The Cuba Solidarity Campaign appeals to the Biden administration to observe the recent United Nations General Assembly vote on 23 June 2021 which voted 184-2 for an end to the blockade of Cuba. It is immoral and dangerous to seek to exploit the current struggles of the Cuban people to serve the political objectives of a few hardliners in Miami.
Genuine efforts to support the Cuban people are welcome. Individuals and organisations can directly help by becoming members of CSC. Donations can also be made to CSC’s Covid-19 Medical appeal here: Covid-19 Medical Appeal for Cuba.

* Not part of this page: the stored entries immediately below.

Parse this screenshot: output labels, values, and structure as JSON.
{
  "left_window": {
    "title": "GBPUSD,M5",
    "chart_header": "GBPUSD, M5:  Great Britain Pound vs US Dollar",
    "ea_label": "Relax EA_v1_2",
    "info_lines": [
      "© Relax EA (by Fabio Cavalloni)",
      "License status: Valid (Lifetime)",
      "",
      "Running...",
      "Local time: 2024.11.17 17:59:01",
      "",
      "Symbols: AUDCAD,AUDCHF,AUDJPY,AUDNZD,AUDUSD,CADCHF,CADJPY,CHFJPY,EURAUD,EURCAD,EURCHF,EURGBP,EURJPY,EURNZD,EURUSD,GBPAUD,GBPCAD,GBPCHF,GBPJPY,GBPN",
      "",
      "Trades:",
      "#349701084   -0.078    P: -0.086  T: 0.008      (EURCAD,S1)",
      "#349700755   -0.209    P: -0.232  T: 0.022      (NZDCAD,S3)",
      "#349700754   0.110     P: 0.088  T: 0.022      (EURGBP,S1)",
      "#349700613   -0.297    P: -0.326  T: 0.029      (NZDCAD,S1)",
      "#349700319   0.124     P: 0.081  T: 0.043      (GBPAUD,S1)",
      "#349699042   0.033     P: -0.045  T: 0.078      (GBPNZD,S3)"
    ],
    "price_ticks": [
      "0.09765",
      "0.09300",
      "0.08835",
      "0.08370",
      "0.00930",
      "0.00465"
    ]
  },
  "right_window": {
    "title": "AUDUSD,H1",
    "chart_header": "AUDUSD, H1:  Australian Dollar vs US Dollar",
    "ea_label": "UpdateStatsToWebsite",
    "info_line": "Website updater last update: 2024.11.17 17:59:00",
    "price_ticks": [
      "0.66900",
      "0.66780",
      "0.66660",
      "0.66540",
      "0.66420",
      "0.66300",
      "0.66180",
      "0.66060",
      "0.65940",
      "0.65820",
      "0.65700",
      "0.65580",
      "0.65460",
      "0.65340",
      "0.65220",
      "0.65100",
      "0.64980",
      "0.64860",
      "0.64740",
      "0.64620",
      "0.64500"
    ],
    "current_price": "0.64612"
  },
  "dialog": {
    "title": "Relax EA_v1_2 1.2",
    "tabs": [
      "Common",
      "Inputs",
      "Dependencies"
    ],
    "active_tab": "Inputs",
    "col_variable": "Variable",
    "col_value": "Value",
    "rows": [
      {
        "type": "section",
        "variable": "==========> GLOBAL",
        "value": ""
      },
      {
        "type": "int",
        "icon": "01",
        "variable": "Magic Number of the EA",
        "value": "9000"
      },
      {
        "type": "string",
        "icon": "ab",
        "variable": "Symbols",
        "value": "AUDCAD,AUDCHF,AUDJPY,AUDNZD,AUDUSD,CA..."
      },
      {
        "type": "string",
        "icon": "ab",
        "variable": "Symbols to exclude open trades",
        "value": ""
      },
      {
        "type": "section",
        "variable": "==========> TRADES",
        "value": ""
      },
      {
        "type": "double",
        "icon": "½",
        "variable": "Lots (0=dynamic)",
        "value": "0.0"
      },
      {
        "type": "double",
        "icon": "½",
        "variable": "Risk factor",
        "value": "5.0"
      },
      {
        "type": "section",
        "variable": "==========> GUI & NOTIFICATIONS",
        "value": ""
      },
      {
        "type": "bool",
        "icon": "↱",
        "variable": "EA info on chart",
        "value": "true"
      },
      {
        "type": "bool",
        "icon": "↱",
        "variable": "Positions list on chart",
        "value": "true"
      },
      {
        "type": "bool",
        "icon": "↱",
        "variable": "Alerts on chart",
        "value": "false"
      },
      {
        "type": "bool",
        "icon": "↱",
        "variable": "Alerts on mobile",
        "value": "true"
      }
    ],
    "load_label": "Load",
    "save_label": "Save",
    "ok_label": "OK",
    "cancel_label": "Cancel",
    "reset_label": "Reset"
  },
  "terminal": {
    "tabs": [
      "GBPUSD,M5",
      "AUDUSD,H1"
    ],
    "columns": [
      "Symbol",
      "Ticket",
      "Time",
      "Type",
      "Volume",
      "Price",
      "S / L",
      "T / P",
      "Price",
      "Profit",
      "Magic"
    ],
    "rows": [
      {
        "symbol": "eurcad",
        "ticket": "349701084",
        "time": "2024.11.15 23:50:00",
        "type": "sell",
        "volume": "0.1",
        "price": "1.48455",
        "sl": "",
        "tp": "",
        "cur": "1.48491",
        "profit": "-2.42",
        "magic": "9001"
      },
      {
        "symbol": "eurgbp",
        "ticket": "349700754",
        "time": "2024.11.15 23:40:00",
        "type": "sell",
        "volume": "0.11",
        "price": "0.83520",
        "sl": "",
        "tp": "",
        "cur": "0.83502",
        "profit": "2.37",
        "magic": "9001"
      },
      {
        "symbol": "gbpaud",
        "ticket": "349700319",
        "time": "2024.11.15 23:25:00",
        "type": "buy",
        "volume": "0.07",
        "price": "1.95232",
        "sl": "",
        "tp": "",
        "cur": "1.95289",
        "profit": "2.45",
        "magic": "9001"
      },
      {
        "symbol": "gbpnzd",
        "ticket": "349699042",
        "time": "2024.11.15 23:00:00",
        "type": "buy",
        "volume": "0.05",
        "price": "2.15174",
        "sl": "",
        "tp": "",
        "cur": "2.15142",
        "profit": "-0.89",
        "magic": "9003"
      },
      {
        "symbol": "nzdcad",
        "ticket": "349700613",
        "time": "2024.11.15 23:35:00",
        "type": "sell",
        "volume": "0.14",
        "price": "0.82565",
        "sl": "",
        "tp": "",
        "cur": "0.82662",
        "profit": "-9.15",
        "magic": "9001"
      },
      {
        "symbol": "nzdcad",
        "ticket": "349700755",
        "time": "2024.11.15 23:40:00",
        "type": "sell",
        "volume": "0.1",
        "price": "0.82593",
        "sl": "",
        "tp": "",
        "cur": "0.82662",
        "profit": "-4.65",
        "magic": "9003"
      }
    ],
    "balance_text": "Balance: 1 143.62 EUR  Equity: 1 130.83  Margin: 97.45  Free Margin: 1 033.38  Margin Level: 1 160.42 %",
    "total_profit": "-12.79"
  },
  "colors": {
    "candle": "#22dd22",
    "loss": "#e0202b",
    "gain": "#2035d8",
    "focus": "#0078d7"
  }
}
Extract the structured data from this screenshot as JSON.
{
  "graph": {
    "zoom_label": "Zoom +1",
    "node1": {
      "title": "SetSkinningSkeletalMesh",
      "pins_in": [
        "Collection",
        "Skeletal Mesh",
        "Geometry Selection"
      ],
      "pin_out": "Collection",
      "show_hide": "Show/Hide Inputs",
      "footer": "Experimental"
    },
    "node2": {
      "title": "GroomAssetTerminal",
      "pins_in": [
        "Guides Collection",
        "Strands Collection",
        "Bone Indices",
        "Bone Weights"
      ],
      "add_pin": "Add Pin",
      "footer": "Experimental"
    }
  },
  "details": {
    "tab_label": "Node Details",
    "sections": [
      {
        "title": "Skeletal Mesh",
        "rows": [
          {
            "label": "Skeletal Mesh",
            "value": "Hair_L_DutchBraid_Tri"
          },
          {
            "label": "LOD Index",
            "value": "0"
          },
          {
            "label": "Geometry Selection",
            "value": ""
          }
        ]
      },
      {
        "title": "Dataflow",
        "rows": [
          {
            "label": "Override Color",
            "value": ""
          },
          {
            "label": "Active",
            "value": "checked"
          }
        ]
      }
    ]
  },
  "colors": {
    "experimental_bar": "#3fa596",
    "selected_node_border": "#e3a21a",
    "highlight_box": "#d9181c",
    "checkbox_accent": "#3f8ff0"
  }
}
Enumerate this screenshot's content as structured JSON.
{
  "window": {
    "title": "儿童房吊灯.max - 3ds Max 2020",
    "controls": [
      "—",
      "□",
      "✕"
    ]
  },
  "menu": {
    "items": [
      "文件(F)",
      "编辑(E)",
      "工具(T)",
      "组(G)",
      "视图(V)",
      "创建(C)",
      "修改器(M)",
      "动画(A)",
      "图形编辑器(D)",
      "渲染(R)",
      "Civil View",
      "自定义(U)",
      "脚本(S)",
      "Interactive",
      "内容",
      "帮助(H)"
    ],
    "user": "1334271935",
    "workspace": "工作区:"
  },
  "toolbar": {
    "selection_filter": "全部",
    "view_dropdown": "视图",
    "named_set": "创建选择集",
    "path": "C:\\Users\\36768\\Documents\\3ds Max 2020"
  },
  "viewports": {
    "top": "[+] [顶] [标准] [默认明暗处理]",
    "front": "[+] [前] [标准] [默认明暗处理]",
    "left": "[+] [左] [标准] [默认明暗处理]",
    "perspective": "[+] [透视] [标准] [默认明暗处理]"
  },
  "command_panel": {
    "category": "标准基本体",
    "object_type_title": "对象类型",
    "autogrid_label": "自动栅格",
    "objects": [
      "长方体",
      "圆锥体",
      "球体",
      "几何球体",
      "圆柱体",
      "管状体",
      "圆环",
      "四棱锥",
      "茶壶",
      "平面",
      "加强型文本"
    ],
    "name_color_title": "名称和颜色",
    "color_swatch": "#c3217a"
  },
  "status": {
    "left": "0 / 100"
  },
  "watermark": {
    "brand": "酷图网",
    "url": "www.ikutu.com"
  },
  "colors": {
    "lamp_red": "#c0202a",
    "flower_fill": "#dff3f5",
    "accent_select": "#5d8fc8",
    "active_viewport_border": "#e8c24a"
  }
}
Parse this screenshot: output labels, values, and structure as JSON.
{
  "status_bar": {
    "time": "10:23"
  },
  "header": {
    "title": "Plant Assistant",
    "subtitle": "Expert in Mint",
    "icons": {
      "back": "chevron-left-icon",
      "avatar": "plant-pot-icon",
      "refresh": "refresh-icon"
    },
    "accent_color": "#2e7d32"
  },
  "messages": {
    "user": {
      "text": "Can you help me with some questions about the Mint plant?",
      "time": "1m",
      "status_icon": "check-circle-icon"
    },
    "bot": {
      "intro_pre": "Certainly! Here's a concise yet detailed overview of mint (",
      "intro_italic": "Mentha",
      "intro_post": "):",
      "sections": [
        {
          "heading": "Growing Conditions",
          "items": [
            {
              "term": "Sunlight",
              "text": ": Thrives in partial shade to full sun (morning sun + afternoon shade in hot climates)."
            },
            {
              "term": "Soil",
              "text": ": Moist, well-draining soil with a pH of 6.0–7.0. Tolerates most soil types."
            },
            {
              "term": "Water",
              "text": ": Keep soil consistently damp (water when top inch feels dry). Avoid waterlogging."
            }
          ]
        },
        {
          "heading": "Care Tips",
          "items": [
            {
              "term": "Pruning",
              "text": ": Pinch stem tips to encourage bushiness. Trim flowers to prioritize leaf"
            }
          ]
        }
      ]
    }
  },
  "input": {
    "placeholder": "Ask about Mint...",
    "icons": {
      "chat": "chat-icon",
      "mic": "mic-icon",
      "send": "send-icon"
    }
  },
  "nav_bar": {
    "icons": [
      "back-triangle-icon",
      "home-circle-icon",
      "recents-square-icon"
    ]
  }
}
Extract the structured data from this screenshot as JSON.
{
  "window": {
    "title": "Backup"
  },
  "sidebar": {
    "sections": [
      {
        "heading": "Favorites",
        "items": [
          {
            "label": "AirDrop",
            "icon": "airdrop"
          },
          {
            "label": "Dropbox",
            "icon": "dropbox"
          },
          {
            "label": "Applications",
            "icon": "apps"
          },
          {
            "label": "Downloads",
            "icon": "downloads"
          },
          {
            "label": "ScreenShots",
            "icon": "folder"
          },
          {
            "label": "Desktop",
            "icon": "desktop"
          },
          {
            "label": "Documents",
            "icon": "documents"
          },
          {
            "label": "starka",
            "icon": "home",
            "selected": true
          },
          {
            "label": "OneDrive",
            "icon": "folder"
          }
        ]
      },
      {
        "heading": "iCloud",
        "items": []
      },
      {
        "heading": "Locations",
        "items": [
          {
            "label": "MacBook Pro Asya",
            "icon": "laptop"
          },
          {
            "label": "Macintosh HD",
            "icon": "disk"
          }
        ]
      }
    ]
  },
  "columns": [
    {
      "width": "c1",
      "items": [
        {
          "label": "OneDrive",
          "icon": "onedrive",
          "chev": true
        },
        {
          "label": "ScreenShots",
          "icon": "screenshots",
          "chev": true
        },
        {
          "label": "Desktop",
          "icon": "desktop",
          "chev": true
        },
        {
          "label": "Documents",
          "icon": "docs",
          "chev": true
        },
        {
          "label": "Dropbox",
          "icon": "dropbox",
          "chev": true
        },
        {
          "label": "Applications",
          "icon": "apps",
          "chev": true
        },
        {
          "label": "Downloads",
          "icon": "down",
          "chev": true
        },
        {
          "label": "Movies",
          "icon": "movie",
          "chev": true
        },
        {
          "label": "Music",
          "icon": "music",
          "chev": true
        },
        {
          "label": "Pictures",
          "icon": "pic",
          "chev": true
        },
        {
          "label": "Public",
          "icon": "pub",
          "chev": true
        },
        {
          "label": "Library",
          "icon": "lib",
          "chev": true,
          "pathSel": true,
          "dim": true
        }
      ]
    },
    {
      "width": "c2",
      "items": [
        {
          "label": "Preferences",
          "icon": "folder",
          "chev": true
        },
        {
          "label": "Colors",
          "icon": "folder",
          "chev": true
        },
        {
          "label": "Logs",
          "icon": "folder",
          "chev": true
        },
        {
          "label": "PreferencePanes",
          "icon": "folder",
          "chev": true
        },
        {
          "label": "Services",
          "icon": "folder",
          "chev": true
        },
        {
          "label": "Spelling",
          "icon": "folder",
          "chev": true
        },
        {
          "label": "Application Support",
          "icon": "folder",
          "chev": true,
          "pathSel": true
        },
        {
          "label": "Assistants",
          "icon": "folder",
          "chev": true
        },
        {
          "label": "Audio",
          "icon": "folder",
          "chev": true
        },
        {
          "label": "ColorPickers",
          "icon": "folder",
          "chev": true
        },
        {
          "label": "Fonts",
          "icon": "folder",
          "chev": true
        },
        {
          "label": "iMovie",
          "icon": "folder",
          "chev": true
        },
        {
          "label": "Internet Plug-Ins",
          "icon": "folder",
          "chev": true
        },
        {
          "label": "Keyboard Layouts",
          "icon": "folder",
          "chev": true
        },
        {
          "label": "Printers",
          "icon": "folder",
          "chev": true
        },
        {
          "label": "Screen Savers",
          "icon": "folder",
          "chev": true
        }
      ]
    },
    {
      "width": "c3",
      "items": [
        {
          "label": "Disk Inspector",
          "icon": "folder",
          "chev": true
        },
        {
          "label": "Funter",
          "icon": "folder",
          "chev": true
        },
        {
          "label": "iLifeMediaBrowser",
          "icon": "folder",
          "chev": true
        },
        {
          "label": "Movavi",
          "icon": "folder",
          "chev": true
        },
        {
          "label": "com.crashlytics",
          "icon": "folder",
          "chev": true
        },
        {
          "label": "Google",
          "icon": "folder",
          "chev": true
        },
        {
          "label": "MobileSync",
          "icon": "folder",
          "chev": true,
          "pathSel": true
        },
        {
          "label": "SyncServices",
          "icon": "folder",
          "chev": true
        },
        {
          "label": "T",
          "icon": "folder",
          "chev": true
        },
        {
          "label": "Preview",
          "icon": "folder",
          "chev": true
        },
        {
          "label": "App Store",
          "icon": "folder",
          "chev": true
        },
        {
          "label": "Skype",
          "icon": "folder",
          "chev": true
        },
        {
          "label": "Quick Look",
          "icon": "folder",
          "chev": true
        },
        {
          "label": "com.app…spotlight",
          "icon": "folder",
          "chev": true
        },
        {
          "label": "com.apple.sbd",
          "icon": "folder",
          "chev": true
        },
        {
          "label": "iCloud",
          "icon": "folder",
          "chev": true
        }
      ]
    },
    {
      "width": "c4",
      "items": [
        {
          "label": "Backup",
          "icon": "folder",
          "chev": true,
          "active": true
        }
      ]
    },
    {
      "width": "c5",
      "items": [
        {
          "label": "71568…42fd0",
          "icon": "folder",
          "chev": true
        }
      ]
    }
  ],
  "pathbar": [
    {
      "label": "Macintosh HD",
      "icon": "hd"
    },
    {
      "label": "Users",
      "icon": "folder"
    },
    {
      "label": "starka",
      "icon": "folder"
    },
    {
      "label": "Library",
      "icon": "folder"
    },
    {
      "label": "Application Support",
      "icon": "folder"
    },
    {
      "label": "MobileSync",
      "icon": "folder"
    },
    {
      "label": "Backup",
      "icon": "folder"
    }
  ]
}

In recent days Cuba has experienced its worst increase in Covid-19 cases since the beginning of the pandemic, with a severe outbreak in the Matanzas which has stretched capacity in hospitals and isolation centres to the limit. Five hundred medics from other parts of the country have been deployed in the province to help. It is important to note that while the situation is severe, the numbers of cases and deaths are far below those in most other countries of the region including the United States itself which as of 10 July had a death rate of 1,870 per million compared to Cuba’s 139 per million.
At the same time Cuba is in the midst of its most severe economic crisis for more 30 years. The 60-year-old US blockade was tightened by the Trump administration by imposing 243 extra sanctions – all of which remain in place. These measures had already resulted in grave food, medical and fuel shortages before the pandemic struck. In addition, increasing numbers of banks are refusing to transfer funds to Cuba for fear of US fines, and it is now almost impossible for Cubans living abroad to transfer money to family on the island. With the onset of Covid-19, Cuba has also lost vital income from international tourism, which was down 94 per cent in the first four months of 2021.
Fuel shortages are causing many power cuts, which in the height of summer mean that air conditioning and fridges don’t work. There are long queues for food, medicines and basic goods. Without doubt the Cuban people are experiencing incredible hardship. People with friends or family in Cuba will have heard how difficult things are.
Last year the US blockade even prevented delivery of a consignment of Covid-19 medical aid for Cuba, including PPE, ventilators and testing equipment. Despite having two home-grown vaccines, Cuba’s vaccination roll-out programme is hindered by a lack of syringes and raw materials as a direct result of the blockade. Solidarity organisations around the world have had funding sites raising money for Covid-19 medical aid closed down because of blockade measures. CSC itself receives numerous enquiries from people who can’t find a way to transfer money to friends and family in Cuba. Meanwhile, the US government spends millions of dollars every year on so-called “democracy promotion” on the island, funding groups and individuals who work undercover attempting to build US-supported opposition.
If those calling for humanitarian aid to Cuba were genuine in their intentions they would start with calling for the blockade to be lifted to allow medical and other supplies to be sent to Cuba. However, their true objectives are those of the blockade itself. As the infamous US State Department memorandum on the blockade of 1960 laid out:
“The only foreseeable means of alienating internal support is through disenchantment and disaffection based on economic dissatisfaction and hardship… every possible means should be undertaken promptly to weaken the economic life of Cuba… a line of action which, while as adroit and inconspicuous as possible, makes the greatest inroads in denying money and supplies to Cuba, to decrease monetary and real wages, to bring about hunger, desperation and overthrow of government.”